The first person to be interviewed was Simon Allford, Royal Institute of British Architects (RIBA) President, where he speaks with optimism, yet realism, regarding the role of architecture and construction in reaching a target of net zero carbon.
With the UK government’s recent publication of its long-awaited Heat and Building Strategy and Net Zero Strategy, along with the COP26 Climate Change Conference just days away, the issues discussed on the podcast could not be more pressing and relevant.
We took a listen to the podcast interview and took note of his key points.
The role of individual architects
Simon Allford states that each individual architect can play a role in targeting net zero carbon emissions by engaging with clients and contractors and explaining, influencing, and sharing the common goal with them. This way architects, together with the construction industry, can be part of the drive and solution to reducing the carbon footprint in the UK, and globally.

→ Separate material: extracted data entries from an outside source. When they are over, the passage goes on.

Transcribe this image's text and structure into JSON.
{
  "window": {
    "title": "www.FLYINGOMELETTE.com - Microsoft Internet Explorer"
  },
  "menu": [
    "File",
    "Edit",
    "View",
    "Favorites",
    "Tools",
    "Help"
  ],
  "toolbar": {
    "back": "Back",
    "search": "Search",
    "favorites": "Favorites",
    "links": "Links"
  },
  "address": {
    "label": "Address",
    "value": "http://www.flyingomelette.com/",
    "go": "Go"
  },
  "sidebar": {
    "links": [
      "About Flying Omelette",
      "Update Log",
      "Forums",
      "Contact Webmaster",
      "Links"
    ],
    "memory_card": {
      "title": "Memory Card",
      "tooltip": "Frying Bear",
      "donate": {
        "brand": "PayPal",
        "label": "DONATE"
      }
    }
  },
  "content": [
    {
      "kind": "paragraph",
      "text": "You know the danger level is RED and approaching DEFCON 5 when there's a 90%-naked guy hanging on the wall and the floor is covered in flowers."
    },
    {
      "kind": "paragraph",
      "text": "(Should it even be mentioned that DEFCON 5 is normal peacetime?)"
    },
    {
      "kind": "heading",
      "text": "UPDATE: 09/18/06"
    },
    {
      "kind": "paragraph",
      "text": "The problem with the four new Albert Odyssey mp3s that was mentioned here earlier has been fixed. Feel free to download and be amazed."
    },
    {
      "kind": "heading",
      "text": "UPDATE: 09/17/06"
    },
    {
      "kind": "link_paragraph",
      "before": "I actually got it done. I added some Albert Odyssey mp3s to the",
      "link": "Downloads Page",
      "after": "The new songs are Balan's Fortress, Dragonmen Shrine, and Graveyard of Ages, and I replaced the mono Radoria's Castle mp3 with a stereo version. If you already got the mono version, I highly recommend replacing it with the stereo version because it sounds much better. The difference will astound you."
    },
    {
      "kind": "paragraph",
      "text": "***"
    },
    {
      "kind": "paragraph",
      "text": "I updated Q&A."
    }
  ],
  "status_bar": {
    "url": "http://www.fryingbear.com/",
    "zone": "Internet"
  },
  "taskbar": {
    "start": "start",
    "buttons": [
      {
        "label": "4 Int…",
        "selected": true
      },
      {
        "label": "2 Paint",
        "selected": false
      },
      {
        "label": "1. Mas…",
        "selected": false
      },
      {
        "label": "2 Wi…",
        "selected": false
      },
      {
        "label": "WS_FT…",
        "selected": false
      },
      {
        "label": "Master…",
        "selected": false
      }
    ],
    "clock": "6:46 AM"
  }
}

The value of buildings in the future
According to the RIBA President, buildings will have little value in the long term if they are not built with environmental factors and the carbon agenda in mind. It’s key to consider the carbon footprint of every material that we use and take steps to continually improve, while recognising that the materials we use are changing all the time. Although it is currently unrealistic to stop using concrete altogether, he said we must be persistent in reducing its use and finding alternatives.

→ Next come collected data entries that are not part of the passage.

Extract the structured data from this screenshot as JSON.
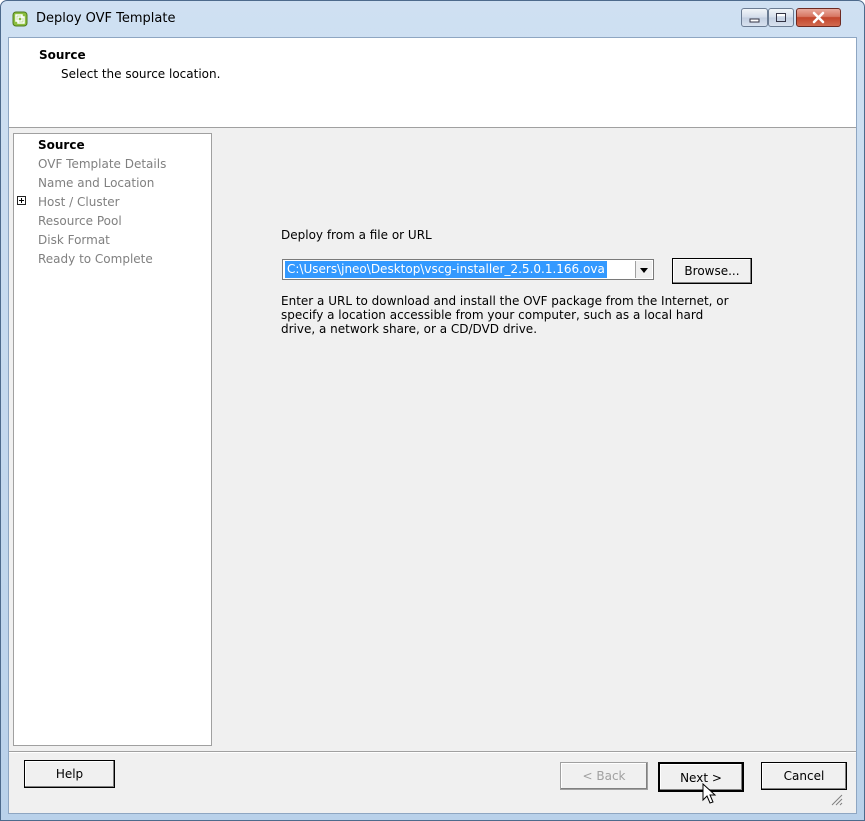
{
  "window": {
    "title": "Deploy OVF Template",
    "app_icon": "vmware-icon",
    "controls": [
      "minimize-icon",
      "maximize-icon",
      "close-icon"
    ]
  },
  "header": {
    "title": "Source",
    "subtitle": "Select the source location."
  },
  "steps": {
    "items": [
      {
        "label": "Source",
        "active": true
      },
      {
        "label": "OVF Template Details",
        "active": false
      },
      {
        "label": "Name and Location",
        "active": false
      },
      {
        "label": "Host / Cluster",
        "active": false,
        "expandable": true
      },
      {
        "label": "Resource Pool",
        "active": false
      },
      {
        "label": "Disk Format",
        "active": false
      },
      {
        "label": "Ready to Complete",
        "active": false
      }
    ]
  },
  "main": {
    "deploy_label": "Deploy from a file or URL",
    "source_value": "C:\\Users\\jneo\\Desktop\\vscg-installer_2.5.0.1.166.ova",
    "browse_label": "Browse...",
    "description": "Enter a URL to download and install the OVF package from the Internet, or specify a location accessible from your computer, such as a local hard drive, a network share, or a CD/DVD drive."
  },
  "footer": {
    "help_label": "Help",
    "back_label": "< Back",
    "next_label": "Next >",
    "cancel_label": "Cancel"
  },
  "colors": {
    "selection": "#3399ff",
    "titlebar": "#c3d7ee",
    "close_button": "#c94a33"
  }
}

Share the failures, not just the successes
However against the grain this may feel, Mr. Allford encourages the sharing of data and projects that have gone wrong with industry peers. By sharing the failures, not just the success stories, everyone gets to learn and improve together.

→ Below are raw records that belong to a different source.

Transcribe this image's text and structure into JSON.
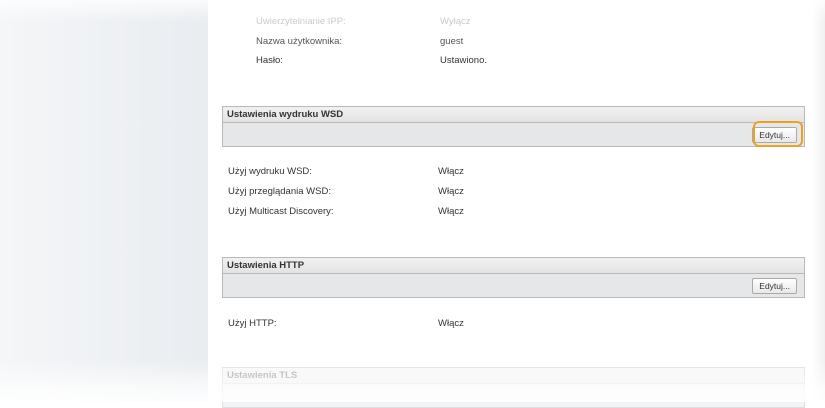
{
  "top_settings": [
    {
      "label": "Uwierzytelnianie IPP:",
      "value": "Wyłącz"
    },
    {
      "label": "Nazwa użytkownika:",
      "value": "guest"
    },
    {
      "label": "Hasło:",
      "value": "Ustawiono."
    }
  ],
  "wsd": {
    "header": "Ustawienia wydruku WSD",
    "edit_label": "Edytuj...",
    "rows": [
      {
        "label": "Użyj wydruku WSD:",
        "value": "Włącz"
      },
      {
        "label": "Użyj przeglądania WSD:",
        "value": "Włącz"
      },
      {
        "label": "Użyj Multicast Discovery:",
        "value": "Włącz"
      }
    ]
  },
  "http": {
    "header": "Ustawienia HTTP",
    "edit_label": "Edytuj...",
    "rows": [
      {
        "label": "Użyj HTTP:",
        "value": "Włącz"
      }
    ]
  },
  "tls": {
    "header": "Ustawienia TLS"
  },
  "colors": {
    "highlight": "#f0a01e",
    "section_bar": "#e6e7e9",
    "section_border": "#b9b9b9"
  }
}
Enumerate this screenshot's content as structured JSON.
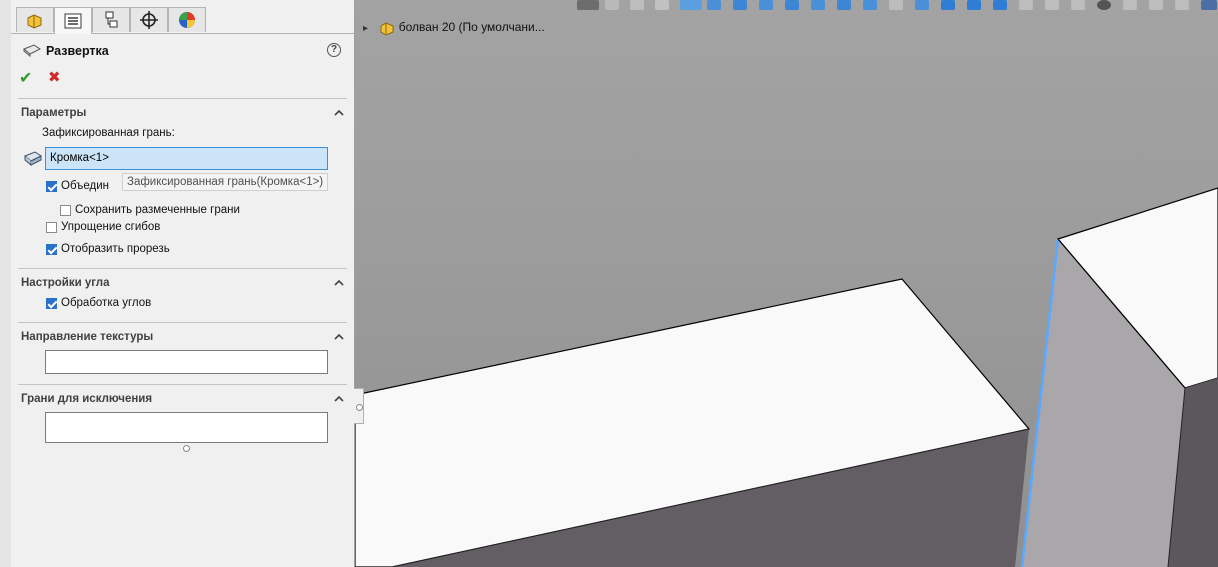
{
  "feature": {
    "title": "Развертка",
    "ok_label": "✔",
    "cancel_label": "✖",
    "help_label": "?"
  },
  "tabs": [
    "feature-manager",
    "property-manager",
    "configuration-manager",
    "dimxpert-manager",
    "display-manager"
  ],
  "sections": {
    "params": {
      "title": "Параметры",
      "fixed_face_label": "Зафиксированная грань:",
      "fixed_face_value": "Кромка<1>",
      "tooltip": "Зафиксированная грань(Кромка<1>)",
      "merge_faces_label": "Объедин",
      "keep_marked_faces_label": "Сохранить размеченные грани",
      "simplify_bends_label": "Упрощение сгибов",
      "show_cut_label": "Отобразить прорезь"
    },
    "corner": {
      "title": "Настройки угла",
      "corner_treatment_label": "Обработка углов"
    },
    "texture": {
      "title": "Направление текстуры",
      "value": ""
    },
    "exclude": {
      "title": "Грани для исключения",
      "value": ""
    }
  },
  "checkbox_states": {
    "merge_faces": true,
    "keep_marked_faces": false,
    "simplify_bends": false,
    "show_cut": true,
    "corner_treatment": true
  },
  "viewport": {
    "tree_expand": "▸",
    "tree_part_label": "болван 20 (По умолчани..."
  },
  "colors": {
    "accept": "#2e9a2e",
    "cancel": "#d22a2a",
    "checkbox": "#2a72c8",
    "selected_edge": "#5aa8ff",
    "input_highlight": "#cce4f7"
  }
}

Every building project can be ‘retrofit’ of sorts
In the podcast, Simon Allford was questioned about whether we should be building new builds at all. He was very clear in his answer. He said that every building project could be approached as a retrofit, but that doesn’t mean that we don’t build new buildings.
When looking at a site, every architect, client, builder, and contractor should consider the site’s existing infrastructure, like the sewers, and structures, to gauge what can be re-used or recycled. Every build should fulfill a mantra of long-life and broad use.
How to best serve this and future generations
We thought Simon Allford listed off some basic essentials on how to approach each and every build. Think about how you:
- improve what you are doing
- use less
- reduce waste
- minimise how you make the build
- ensure the build is appropriate for use
Call for regulatory support from government
Simon Allford ended his interview by saying we needed more regulatory support from government to help set targets and drive the construction industry towards net zero.